Ankara relies on mutually beneficial relations with the leadership of Iraqi Kurdistan, in particular, Masoud Barzani. With Barzani’s support the Turkish Air Force in July 2015 resumed missile and bombing raids and artillery bombardments of the bases and camps of the Kurdistan Workers’ Party in the territory of Iraqi Kurdistan, Ivanov said.

Annexing part of Iraq’s territory is one of Ankara’s aims. Energy interests are reason. Mosul province boasts rich hydrocarbon reserves.
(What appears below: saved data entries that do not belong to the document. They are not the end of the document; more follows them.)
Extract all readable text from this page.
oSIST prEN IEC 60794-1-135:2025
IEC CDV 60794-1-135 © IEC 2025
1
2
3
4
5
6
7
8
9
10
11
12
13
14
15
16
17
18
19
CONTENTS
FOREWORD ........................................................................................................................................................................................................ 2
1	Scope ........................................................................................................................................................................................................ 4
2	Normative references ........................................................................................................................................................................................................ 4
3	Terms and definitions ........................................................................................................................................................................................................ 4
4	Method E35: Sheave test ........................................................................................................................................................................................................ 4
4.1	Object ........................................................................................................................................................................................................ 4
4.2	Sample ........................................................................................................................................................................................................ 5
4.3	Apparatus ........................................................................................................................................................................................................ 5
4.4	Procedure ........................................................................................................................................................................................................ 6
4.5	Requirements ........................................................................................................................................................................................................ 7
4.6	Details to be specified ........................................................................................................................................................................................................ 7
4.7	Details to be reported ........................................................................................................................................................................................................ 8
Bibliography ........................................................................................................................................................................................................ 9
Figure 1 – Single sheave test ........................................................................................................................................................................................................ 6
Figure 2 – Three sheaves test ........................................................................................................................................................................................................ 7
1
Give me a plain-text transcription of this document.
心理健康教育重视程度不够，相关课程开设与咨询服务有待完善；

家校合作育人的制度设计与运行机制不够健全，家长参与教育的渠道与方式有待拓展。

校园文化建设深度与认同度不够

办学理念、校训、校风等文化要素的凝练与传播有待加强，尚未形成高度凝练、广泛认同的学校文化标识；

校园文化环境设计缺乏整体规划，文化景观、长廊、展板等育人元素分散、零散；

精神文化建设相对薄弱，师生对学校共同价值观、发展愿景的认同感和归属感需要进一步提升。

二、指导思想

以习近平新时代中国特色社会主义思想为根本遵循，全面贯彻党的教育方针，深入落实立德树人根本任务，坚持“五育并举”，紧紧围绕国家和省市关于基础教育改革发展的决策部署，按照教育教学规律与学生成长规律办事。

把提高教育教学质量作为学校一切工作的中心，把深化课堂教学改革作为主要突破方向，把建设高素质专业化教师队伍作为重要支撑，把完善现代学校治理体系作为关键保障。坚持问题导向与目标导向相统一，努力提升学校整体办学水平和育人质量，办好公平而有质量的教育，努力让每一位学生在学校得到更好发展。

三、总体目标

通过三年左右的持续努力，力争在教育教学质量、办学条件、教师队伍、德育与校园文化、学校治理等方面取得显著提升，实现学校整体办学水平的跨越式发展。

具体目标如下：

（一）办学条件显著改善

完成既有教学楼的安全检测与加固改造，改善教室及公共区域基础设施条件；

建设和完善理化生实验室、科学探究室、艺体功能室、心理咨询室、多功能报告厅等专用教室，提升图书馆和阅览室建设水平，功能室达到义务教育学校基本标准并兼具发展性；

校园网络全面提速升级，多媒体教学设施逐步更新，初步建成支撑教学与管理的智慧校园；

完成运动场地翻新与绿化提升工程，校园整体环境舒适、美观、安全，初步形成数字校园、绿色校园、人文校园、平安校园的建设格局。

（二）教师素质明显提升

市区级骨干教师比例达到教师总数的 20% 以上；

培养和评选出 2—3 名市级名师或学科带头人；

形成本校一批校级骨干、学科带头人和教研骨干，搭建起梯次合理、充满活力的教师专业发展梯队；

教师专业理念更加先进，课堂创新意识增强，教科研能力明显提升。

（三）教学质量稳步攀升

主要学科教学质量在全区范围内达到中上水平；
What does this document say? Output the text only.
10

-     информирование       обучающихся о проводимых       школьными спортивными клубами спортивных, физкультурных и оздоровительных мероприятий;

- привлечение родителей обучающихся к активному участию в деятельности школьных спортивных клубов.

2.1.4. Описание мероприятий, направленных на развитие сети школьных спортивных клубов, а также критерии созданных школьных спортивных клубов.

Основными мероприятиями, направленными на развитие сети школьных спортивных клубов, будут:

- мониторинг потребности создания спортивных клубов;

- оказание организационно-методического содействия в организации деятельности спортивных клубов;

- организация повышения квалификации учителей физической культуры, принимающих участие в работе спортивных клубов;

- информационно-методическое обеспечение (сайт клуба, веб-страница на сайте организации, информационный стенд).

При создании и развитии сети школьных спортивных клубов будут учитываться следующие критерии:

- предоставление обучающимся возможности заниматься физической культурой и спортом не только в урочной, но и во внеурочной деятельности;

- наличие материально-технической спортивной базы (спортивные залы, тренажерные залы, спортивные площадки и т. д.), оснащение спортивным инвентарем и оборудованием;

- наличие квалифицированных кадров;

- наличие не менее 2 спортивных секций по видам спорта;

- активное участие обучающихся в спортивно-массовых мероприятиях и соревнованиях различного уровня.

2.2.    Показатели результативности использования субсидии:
It lies on one of the main routes of delivering crude oil and oil products to Turkey.

"In an attempt to make this energy supply route secure after these lands have been cleared of Islamic State militants the Turkish authorities may stage a referendum on the region’s new status with reliance on the Turkomans (who number more than one million) and friendly Kurds (Barzan tribe) and to create a new federation member, identical to Iraqi Kurdistan," Ivanov believes. In his opinion Turkey’s actions may redraw borders in the Middle East and create another hotbed of war in the region.

"The Turkish contingent’s emergence in the area of Mosul is tantamount to a declaration of intent to put the region under control," the president of the Middle East Institute, Yevgeny Satanovsky, told TASS.

"Erdogan’s plans are anyone’s guess. He will pull the troops back from Iraq, if he needs. Or he may drastically build up the strength of Turkish troops in the zone of Ankara’s strategic interests in the north of Iraq. He is an unpredictable adventurer. He is blackmailing the European Union with flows of illegal migrants. He frames NATO and lures the alliance into a conflict with Moscow. He quarrels with Tehran, Damascus and Baghdad. One can expect anything of him. Without heavy international political pressures Erdogan will continue to act with impunity," Satanovsky warned.